3.4 Considérations liées aux sous-groupes

Tuberculose MR-RR seule ou avec une résistance supplémentaire.

Un schéma plus long est utilisé lorsqu’un schéma plus court ne peut pas être utilisé ; il a plus de chances d’être efficace si sa composition repose sur des informations fiables relatives à la sensibilité aux médicaments. La conception de schémas plus longs pour les patients atteints de tuberculose MR-RR présentant une résistance supplémentaire suit une logique similaire à celle utilisée pour d’autres patients atteints de tuberculose MR-RR. Tous les patients atteints de tuberculose MR-RR doivent être testés pour la résistance aux fluoroquinolones au minimum avant de commencer le traitement de la tuberculose MR. Si l’utilisation de l’amikacine est envisagée dans le schéma thérapeutique, des tests rapides pour les agents injectables de deuxième ligne doivent être effectués. Les autres tests pouvant contribuer à orienter le choix et la composition du schéma sont ceux sur la résistance à des médicaments comme la bédaquiline, le délamanide, le linézolide, le pyrazinamide et sur les formes de mutation généralement associées à la résistance à l’isoniazide et à l’éthionamide ou au prothionamide. Dans de nombreux contextes, le DST pour d’autres médicaments couramment utilisés pour le traitement de la tuberculose MR n’est généralement pas assez fiable pour guider la composition du schéma. C’est pourquoi d’autres éléments peuvent être nécessaires pour déterminer les chances d’efficacité (voir la Section 3.5). Les programmes nationaux de lutte contre la tuberculose doivent avoir les capacités à effectuer le DST ou renforcer rapidement leurs capacités, et tous les efforts doivent être consentis pour garantir l’accès à des tests moléculaires rapides homologués. Jusqu’à ce que les capacités pour le DST de deuxième intention – y compris pour la bédaquiline, le linézolide et la clofazimine – soient en place, il peut s’avérer nécessaire de fonder les décisions thérapeutiques sur le risque de résistance aux médicaments, en se basant sur les antécédents cliniques du patient et les données de surveillance du pays ou de la région.

L’analyse pour les trois questions PICO sur la durée du traitement n’a révélé aucune différence globale en termes d’échec thérapeutique ou de rechute lorsque l’on compare les patients atteints de tuberculose-MR avec ou sans résistance supplémentaire aux médicaments de deuxième intention, y compris ceux avec une résistance supplémentaire aux fluoroquinolones et aux produits injectables. Chez les patients avec une résistance à l’amikacine et à la streptomycine, la recommandation 3.17 ne s’applique pas. La durée du traitement peut devoir être supérieure à 20 mois dans les cas de tuberculose MR-RR avec une résistance supplémentaire, en fonction de la réponse clinique au traitement.
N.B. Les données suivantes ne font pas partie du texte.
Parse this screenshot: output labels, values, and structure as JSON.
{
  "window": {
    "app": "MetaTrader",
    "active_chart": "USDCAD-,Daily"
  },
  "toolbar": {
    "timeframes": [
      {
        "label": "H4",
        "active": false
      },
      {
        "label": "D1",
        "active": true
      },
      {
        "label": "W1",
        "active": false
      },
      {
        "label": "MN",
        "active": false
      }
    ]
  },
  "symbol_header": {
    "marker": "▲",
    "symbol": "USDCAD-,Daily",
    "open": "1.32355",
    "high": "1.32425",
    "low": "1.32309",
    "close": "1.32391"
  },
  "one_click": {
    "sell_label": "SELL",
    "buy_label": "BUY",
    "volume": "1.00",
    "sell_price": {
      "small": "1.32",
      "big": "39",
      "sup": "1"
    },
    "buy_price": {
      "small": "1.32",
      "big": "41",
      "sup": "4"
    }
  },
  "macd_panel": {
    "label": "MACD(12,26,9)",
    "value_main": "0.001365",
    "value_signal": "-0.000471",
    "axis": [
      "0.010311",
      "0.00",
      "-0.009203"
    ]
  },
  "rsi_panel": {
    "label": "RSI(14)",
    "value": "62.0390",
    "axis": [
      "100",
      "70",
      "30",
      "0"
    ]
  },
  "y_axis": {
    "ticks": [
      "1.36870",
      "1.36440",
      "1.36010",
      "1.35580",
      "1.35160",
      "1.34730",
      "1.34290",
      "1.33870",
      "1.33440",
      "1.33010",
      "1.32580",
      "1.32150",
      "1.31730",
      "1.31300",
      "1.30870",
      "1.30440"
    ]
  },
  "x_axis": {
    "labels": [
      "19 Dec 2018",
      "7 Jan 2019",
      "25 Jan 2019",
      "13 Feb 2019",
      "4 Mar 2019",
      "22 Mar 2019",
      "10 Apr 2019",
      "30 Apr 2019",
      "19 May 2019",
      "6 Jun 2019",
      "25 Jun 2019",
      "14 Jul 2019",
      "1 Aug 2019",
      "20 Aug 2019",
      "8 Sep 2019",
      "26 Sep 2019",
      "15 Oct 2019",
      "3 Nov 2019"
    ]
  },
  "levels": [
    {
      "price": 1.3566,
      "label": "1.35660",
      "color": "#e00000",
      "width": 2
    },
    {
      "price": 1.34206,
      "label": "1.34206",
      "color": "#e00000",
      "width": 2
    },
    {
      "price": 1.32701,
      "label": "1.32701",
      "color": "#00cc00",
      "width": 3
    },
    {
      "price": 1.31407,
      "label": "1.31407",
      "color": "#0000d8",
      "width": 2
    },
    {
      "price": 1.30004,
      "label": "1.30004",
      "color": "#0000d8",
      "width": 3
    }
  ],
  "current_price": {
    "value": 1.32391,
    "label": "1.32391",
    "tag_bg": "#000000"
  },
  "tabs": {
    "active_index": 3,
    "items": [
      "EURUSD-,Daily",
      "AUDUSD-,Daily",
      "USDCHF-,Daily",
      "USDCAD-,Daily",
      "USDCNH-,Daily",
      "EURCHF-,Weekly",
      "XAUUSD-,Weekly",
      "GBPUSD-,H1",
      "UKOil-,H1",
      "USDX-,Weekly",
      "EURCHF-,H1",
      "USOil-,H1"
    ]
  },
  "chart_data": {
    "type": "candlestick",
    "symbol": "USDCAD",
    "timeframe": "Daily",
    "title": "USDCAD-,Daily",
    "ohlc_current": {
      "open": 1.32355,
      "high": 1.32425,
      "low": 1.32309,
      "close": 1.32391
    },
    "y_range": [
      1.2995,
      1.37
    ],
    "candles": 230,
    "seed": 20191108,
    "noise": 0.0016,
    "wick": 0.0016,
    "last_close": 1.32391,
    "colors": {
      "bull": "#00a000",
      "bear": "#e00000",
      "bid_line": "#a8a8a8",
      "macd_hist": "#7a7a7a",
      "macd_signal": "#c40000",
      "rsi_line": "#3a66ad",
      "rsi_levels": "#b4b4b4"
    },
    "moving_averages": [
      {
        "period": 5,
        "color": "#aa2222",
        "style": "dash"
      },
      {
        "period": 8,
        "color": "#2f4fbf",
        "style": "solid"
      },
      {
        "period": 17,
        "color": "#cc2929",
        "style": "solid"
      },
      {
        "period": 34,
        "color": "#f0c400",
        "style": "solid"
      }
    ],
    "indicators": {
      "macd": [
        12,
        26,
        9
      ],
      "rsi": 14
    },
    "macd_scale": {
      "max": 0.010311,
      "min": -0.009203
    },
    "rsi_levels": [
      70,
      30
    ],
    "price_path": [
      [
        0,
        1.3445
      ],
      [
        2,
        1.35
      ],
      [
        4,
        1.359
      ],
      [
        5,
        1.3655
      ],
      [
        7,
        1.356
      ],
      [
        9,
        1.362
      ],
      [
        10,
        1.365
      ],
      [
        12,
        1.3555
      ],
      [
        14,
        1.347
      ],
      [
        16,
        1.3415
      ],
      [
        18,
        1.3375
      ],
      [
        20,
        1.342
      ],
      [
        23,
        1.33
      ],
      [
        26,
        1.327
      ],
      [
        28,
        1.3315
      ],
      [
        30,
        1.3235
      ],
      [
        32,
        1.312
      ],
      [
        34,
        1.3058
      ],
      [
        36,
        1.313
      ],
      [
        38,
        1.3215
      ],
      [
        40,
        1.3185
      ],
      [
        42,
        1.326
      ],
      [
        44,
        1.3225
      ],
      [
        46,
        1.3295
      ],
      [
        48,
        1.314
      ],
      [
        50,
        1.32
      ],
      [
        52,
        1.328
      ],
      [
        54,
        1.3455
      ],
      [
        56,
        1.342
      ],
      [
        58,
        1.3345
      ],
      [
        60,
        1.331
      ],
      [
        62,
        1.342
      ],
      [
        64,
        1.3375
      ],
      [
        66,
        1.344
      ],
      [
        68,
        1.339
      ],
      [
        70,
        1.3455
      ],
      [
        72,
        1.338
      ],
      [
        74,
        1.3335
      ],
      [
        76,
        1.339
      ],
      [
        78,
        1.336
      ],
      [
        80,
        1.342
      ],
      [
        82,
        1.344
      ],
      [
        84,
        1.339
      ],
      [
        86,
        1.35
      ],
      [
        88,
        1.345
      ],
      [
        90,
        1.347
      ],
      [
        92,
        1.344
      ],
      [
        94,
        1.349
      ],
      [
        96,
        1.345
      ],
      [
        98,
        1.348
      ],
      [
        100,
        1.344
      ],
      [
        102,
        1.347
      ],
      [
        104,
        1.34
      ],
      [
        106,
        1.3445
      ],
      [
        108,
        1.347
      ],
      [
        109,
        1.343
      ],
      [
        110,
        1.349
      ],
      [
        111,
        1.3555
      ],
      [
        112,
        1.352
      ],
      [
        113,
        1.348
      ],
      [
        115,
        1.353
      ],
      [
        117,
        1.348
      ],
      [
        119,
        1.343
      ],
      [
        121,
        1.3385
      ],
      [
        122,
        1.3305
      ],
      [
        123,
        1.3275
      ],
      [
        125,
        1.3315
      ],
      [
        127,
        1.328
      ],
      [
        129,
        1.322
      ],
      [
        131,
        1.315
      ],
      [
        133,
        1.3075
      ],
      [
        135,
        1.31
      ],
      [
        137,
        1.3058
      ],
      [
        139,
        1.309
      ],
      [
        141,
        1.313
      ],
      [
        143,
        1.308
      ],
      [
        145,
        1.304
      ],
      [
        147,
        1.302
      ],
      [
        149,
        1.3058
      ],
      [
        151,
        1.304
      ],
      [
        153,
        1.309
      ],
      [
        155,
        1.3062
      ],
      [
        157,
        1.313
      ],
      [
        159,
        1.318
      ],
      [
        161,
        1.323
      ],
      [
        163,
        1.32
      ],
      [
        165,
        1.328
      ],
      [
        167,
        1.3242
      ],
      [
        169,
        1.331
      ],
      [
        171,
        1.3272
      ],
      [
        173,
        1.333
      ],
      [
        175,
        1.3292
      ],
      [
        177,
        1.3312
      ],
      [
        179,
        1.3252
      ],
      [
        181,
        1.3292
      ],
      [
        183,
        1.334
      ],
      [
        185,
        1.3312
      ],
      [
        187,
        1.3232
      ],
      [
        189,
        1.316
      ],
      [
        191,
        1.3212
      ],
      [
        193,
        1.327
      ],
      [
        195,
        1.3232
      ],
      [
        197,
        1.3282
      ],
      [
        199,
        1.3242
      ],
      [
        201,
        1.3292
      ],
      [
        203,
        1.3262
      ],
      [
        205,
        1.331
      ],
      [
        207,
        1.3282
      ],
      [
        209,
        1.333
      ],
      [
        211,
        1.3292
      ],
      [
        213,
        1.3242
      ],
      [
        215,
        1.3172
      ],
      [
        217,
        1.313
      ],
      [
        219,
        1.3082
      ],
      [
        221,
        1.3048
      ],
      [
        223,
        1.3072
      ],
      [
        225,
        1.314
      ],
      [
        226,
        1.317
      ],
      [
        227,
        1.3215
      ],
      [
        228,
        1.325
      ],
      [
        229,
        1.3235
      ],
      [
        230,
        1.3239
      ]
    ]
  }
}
Tuberculose résistante à la rifampicine

Un patient (enfant ou adulte) ne présentant aucune résistance à l’isoniazide doit être traité avec un schéma recommandé contre la tuberculose MR, soit un schéma plus long auquel l’isoniazide est ajouté, soit un schéma plus court chez les patients éligibles (voir également les Sections 1 et 2). Bien que l’isoniazide à forte dose ne soit pas inclus dans les groupes A à C, compte tenu de son utilisation rare dans les schémas contemporains plus longs pour les adultes atteints de tuberculose MR-RR, il peut encore être utilisé chez les patients avec une sensibilité confirmée ou en présence de mutations qui généralement ne confèrent pas de résistance complète à l’isoniazide (68). L’examen des données des lignes directrices de l’OMS de 2016 a révélé que l’isoniazide à forte dose était un élément important dans les schémas pédiatriques, ce qui a permis d’extrapoler son utilisation chez les adultes (56). Dans cette analyse, l’isoniazide à forte dose était associé au succès thérapeutique chez les enfants avec une tuberculose MR confirmée (ORa 5,9, limites de confiance [LC] 95 % 1,7– 20,5, P=0,007).

Enfants

Les données individuelles des patients de 2018 sur les schémas plus longs concernaient principalement des patients adultes, seulement 181 des 13 104 (1,4 %) cas étant des enfants et des adolescents âgés de moins de 15 ans. Néanmoins, les recommandations de l’OMS sur les schémas plus longs de la tuberculose MR s’appliquent aussi bien aux enfants qu’aux adultes. La plupart des médicaments qui sont utilisés dans les schémas plus longs font partie des schémas contre la tuberculose MR depuis de nombreuses années, dans des associations similaires, pour les adultes et les enfants. Le GDG 2021 a recommandé l’utilisation de la bédaquiline et du délamanide chez les enfants de tous âges (31). Il devrait être difficile de reproduire l’exposition au délamanide obtenue avec le comprimé spécial de 25 mg testé dans l’essai chez les enfants âgés de 3 à 5 ans, étant donné que cette formulation n’est pas bioéquivalente au comprimé de 50 mg pour adulte, la seule préparation disponible à ce moment (12). On craint également que le comprimé adulte ne se brise si l’on tente de le diviser, et que son contenu soit extrêmement amer et désagréable. De plus, la biodisponibilité peut être modifiée lorsque le comprimé de 50 mg est divisé, écrasé ou dissous. Le délamanide étant sensible à l’oxydation et à la chaleur, Ces comprimés étant sensibles à l’oxydation et à la chaleur, le fait de conserver des morceaux de comprimés pour une utilisation ultérieure risque de conduire à l’administration d’un composé actif moins concentré que prévu et de sous-produits d’oxydation indéterminés.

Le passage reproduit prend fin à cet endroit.